What I like about Job, however, is just how fully he DOES grumble. And, as a Christian, I take heart that our Sacred Scriptures include texts like this that fully acknowledge the difficulties of life. Unlike some Eastern religions that say that suffering is an illusion, and unlike some Western materialistic lifestyles that try to cheerily pretend its not there, CHRISTIAN religion says suffering is real, its bad -and also teaches that it wasn’t in God’s original plan for creation, it’s a result of the Fall in Original Sin.
So Job miserably says, “Is not man’s life on earth nothing more than pressed service,
his time no better than hired drudgery?...
Lying in bed I wonder, ‘When will it be day?’
Risen I think, ‘How slowly evening comes!’…
My life is but a breath,
And my eyes will never again see joy”(Job 7:1-4.6-7)
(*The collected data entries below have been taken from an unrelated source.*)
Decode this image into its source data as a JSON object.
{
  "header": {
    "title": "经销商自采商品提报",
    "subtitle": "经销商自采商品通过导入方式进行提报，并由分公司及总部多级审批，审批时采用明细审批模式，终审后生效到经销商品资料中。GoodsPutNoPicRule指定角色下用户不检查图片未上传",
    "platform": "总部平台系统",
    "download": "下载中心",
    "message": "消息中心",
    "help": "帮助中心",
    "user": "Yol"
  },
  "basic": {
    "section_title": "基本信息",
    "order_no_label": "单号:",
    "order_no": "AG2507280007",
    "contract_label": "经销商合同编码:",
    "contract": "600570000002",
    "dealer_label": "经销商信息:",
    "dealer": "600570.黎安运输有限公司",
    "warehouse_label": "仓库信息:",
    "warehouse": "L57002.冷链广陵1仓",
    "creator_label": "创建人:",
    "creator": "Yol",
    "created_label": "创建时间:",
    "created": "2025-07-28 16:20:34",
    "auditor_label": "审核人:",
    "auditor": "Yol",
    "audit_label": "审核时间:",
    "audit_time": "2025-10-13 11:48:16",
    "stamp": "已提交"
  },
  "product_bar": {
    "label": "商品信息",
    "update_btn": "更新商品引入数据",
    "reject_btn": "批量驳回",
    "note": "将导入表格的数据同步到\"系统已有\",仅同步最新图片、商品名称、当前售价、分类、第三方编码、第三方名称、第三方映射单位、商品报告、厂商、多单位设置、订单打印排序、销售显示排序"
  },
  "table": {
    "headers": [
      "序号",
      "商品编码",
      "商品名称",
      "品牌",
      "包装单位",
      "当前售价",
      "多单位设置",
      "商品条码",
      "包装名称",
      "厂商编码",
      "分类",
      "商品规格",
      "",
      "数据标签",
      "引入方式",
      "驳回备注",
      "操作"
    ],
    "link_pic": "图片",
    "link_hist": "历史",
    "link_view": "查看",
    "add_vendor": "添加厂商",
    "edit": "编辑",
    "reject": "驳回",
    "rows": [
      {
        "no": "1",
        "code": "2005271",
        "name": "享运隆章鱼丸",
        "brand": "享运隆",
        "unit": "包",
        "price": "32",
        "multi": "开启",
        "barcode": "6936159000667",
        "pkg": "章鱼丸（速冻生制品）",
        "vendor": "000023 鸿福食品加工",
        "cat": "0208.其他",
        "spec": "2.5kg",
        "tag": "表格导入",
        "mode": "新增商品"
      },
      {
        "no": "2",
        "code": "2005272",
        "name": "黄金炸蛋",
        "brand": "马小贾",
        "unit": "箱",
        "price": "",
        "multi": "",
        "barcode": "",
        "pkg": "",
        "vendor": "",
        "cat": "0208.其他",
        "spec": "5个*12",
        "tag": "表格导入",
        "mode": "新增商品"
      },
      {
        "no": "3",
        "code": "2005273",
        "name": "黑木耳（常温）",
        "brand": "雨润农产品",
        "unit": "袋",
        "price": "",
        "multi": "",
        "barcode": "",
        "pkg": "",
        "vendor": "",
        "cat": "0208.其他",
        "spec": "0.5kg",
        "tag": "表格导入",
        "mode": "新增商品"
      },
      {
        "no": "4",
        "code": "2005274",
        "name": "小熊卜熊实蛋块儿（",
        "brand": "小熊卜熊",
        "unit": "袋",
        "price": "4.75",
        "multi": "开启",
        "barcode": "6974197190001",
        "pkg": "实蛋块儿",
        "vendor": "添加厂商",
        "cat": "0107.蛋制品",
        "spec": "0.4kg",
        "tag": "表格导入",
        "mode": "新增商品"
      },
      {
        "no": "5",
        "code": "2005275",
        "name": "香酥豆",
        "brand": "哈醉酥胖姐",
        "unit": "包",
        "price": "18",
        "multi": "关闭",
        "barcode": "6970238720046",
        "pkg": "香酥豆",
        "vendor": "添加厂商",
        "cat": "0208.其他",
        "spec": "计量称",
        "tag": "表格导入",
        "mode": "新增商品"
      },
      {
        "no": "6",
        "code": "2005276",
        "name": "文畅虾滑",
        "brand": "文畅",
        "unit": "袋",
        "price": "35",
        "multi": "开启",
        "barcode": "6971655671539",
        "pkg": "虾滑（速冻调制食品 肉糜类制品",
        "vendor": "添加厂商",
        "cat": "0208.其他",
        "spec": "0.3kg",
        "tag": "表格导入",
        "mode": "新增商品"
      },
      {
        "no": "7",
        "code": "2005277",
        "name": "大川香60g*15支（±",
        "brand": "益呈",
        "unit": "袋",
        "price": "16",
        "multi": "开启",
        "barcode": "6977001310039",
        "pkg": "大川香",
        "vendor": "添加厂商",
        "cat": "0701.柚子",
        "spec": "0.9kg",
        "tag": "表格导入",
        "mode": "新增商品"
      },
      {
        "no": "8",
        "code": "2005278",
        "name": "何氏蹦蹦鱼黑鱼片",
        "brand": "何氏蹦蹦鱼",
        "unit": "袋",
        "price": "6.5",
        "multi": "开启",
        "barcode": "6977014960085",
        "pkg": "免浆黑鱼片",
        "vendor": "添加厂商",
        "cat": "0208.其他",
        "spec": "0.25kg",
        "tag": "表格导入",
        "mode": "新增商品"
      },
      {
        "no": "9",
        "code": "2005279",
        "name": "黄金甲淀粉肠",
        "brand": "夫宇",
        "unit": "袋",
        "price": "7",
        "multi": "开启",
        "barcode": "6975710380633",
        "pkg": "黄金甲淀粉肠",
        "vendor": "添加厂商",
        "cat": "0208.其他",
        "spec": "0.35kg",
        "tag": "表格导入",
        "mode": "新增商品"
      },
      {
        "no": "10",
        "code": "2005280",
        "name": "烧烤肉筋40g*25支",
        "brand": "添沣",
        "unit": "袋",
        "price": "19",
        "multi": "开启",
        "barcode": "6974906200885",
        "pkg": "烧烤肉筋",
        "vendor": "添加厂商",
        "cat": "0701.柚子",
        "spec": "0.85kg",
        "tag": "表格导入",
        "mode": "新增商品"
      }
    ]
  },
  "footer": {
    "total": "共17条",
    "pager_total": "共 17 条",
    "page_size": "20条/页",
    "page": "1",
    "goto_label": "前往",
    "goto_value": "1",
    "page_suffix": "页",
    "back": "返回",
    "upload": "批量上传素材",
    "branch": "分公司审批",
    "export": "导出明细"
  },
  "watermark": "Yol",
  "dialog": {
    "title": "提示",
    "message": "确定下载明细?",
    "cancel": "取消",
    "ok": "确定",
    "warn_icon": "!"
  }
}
Now, don't get me wrong, I'm not saying that Job should be our model in everything: we need to have patience, and there are many times when we should spare our neighbour by adopting a "mustn't grumble" attitude. But we do need, like Job, to squarely confront the reality of our suffering.
What Job has to teach us, however, does not end in himself. As the Fathers of the Church taught, he points to Christ -even though he didn’t know Christ.
MY POINT to you today is that we can only come to Christ, can only bring our WOUNDS to Him if we first ADMIT that they are there. If we spend our lives like polite Englishmen, and say, “I’m fine, thank you”, then Christ cannot heal the wounds that we each carry inside of us.
And the DEEPEST wounds, the wounds that need healing for ETERNITY, are the wounds in our souls: the weakness we feel, the burden we carry, the sins that need forgiveness.
Let me highlight one phrase from today’s Gospel text, when the disciples tell the Lord Jesus how the crowds related to Him. They said, “Everyone is LOOKING for you”(Mk 1:37).
What about us? Are we, likewise, “looking for” Him in our need?
And let us remember the REASON the people were looking for Him: because they saw how He CARED for the sick and the suffering, cared for people like poor Job. Christ did not move among them as some powerful regal lord who was INDIFFERENT to their pain. Rather, as the texts say time and time again, He had “compassion” on them (e.g. Mt 14:14). And as the many texts record, that compassion expressed itself in how He SPOKE to them, how he LOOKED at them, and what He DID for them. In particular, how often He cured them.
And though He only sometimes cures our bodies, He ALWAYS wishes to give us that deeper healing for the wound WITHIN.
So, to sum that up. Let us not be overly-polite Englishmen. Rather, let us be like Job. Let us admit our need. And let us bring that need to the Lord, because He cares.